After well wringing out our wet clothes and putting them on, we again proceeded along a similar narrow forest track as before, choked with rotten leaves and dead trees, and in the more open parts overgrown with tangled vegetation. Another hour brought us to a smaller stream flowing in a wide gravelly bed, up which our road lay. Here w e stayed half an hour to breakfast, and then went on, continually crossing the stream, or walking on its stony and gravelly banks, till about noon, when it became rocky and enclosed by low hills. A little further we entered a regular mountain-gorge, and had to clamber over rocks, and every moment cross and recross the water, or take short cuts through the forest. This was fatiguing work; and about three in the afternoon, the sky being overcast, and thunder in the mountains indicating an approaching storm, we had to loon out for a camping place, and soon after reached one of Mr. Rosenberg's old ones. The skeleton of his little sleeping-hut remained, and my men cut leaves and made a hasty roof just as the rain commenced. The baggage was covered over with leaves, and the men sheltered themselves as they could till the storm was over, by which time a flood came down the river, which effectually stopped our further march, even had we wished to proceed. We then lighted fires; I made some coffee, and my men roasted their fish and plantains, and as soon as it was dark, we made ourselves comfortable for the night.

Starting at six the next morning, we had three hours of the same kind of walking, during which we crossed the river at least thirty or forty times, the water being generally knee-deep. This brought us to a place where the road left the stream, and here we stopped to breakfast. We then had a long walk over the mountain, by a tolerable path, which reached an elevation of about fifteen hundred feet above the sea. Here I noticed one of the smallest and most elegant tree ferns I had ever seen, the stem being scarcely thicker than my thumb, yet reaching a height of fifteen or twenty feet. I also caught a new butterfly of the genus Pieris, and a magnificent female specimen of Papilio gambrisius, of which I had hitherto only found the males, which are smaller and very different in colour. Descending the other side of the ridge, by a very steep path, we reached another river at a spot which is about the centre of the island, and which was to be our resting place for two or three days. In a couple of hour my men had built a little sleeping-shed for me, about eight feet by four, with a bench of split poles, they themselves occupying two or three smaller ones, which had been put up by former passengers.
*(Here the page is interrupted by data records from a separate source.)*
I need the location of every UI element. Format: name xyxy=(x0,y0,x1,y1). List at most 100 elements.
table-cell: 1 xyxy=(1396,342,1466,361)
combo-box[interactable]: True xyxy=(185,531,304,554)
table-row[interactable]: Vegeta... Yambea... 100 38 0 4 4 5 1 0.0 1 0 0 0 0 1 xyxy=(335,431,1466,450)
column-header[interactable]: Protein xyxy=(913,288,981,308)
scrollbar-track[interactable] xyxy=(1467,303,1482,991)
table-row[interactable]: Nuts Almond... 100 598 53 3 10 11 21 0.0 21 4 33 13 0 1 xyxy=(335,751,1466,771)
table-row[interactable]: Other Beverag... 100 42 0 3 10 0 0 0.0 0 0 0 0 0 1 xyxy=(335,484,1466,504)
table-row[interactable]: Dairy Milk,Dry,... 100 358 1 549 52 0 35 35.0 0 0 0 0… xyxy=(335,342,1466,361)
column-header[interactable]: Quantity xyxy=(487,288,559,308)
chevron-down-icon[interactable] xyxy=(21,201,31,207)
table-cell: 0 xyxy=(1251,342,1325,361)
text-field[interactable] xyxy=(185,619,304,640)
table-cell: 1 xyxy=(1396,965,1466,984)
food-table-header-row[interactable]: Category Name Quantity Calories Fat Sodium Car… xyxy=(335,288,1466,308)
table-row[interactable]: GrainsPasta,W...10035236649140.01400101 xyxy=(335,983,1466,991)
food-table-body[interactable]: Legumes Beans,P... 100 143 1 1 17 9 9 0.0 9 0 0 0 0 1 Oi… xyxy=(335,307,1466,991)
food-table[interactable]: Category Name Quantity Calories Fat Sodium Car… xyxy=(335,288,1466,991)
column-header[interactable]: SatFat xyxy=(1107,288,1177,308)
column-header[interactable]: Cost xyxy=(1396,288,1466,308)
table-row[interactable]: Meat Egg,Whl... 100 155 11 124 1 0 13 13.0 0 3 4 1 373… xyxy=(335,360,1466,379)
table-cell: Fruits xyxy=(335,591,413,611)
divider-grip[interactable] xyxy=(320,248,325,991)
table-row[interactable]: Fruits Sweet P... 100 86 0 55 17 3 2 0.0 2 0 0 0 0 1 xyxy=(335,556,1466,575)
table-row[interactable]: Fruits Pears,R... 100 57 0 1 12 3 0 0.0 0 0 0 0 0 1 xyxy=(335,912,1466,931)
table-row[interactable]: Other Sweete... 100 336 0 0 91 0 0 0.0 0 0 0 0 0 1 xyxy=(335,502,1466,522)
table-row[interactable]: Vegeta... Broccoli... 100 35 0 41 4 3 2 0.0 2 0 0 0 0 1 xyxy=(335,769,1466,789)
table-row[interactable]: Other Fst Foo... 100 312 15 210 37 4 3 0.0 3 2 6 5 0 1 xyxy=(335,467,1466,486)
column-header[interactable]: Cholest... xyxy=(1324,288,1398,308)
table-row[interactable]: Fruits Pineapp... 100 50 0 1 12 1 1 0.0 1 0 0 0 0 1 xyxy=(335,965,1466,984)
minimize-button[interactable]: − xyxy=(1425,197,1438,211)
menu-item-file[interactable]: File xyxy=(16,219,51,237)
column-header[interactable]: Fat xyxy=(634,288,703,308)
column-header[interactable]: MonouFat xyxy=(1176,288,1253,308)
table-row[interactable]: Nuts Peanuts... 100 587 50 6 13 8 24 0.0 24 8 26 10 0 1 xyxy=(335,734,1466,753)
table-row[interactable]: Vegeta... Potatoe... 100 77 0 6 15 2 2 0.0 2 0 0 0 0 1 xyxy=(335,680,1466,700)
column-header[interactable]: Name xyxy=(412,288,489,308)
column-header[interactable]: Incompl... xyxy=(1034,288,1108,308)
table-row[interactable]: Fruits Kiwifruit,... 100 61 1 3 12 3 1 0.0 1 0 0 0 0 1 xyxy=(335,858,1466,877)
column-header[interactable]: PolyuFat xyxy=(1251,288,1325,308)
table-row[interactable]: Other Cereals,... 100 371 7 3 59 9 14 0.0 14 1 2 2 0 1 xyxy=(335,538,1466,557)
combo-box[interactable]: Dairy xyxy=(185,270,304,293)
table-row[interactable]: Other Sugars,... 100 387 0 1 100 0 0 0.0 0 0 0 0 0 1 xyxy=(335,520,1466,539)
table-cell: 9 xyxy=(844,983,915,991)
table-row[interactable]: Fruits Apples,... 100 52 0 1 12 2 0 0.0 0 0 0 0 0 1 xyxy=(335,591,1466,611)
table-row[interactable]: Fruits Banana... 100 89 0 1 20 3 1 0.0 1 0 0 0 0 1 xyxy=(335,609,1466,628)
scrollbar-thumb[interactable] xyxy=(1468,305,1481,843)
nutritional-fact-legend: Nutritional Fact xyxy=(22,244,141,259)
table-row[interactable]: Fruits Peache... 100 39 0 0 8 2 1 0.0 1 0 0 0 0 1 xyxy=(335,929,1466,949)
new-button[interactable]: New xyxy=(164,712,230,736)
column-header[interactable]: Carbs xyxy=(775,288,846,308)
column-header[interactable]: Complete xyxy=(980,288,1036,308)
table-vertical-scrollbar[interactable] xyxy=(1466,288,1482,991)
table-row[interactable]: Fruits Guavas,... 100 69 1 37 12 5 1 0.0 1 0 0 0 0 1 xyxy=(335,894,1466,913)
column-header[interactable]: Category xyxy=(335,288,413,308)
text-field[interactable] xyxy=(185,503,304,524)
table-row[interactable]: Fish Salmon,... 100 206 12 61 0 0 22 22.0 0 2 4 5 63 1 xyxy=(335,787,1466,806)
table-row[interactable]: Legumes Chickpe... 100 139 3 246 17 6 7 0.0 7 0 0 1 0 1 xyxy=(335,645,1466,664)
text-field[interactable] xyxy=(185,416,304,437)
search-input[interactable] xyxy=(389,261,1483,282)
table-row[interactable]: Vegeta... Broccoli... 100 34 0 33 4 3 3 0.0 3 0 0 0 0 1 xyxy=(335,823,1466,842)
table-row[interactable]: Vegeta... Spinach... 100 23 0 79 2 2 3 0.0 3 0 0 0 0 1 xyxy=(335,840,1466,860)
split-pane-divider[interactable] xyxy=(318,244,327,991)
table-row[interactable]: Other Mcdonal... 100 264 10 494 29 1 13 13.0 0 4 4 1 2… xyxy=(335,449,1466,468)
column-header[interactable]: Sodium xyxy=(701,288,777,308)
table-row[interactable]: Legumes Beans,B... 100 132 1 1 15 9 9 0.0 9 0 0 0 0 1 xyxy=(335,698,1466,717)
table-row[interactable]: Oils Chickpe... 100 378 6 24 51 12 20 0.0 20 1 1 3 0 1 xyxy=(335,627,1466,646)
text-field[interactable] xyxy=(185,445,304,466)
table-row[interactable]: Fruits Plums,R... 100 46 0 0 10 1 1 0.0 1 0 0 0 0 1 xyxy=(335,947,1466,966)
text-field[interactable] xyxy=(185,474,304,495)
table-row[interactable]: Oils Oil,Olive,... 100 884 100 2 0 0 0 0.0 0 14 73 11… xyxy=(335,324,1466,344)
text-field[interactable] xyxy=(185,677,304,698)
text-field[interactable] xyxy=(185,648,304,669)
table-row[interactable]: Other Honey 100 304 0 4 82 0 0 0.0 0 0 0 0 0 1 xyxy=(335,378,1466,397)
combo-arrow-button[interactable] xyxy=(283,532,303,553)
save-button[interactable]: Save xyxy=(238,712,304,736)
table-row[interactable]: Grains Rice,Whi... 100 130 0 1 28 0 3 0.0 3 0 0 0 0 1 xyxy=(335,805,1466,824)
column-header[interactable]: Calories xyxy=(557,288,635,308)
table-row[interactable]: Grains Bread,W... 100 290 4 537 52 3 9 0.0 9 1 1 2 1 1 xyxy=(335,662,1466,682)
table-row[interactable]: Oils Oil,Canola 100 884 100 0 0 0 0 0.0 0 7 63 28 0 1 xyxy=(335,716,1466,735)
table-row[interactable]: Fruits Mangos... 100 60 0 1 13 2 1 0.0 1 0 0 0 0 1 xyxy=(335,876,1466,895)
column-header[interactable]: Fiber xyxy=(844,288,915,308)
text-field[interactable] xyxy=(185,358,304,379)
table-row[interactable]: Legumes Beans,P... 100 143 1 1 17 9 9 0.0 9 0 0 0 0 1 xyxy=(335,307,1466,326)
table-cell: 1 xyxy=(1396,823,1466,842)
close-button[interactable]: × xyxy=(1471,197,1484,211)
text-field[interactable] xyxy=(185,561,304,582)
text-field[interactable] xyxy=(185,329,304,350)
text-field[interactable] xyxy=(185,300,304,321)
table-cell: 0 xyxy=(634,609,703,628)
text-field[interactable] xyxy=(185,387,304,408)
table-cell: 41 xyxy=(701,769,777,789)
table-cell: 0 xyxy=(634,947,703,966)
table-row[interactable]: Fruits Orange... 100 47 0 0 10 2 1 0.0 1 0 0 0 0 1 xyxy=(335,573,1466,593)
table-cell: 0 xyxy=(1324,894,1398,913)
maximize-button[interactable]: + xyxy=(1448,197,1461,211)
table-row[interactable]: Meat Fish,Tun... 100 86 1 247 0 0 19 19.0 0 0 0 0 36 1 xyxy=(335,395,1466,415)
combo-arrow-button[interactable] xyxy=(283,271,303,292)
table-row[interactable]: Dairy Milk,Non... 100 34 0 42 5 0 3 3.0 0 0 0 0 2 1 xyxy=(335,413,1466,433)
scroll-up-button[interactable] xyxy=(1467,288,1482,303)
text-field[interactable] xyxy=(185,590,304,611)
The river here was about twenty yards wide, running over a pebbly and sometimes a rocky bed, and bordered by steep hills with occasionally flat swampy spots between their base and the stream. The whole country was one dense, Unbroken, and very damp and gloomy virgin forest. Just at our resting-place there was a little bush-covered island in the middle of the channel, so that the opening in the forest made by the river was wider than usual, and allowed a few gleams of sunshine to penetrate. Here there were several handsome butterflies flying about, the finest of which, however, escaped me, and I never saw it again during my stay. In the two days and a half which we remained here, I wandered almost all day up and down the stream, searching after butterflies, of which I got, in all, fifty or sixty specimens, with several species quite new to me. There were many others which I saw only once, and did not capture, causing me to regret that there was no village in these interior valleys where I could stay a month. In the early part of each morning I went out with my gun in search of birds, and two of my men were out almost all day after deer; but we were all equally unsuccessful, getting absolutely nothing the whole time we were in the forest. The only good bird seen was the fine Amboyna lory, but these were always too high to shoot; besides this, the great Moluccan hornbill, which I did not want, was almost the only bird met with. I saw not a single ground-thrush, or kingfisher, or pigeon; and, in fact, have never been in a forest so utterly desert of animal life as this appeared to be.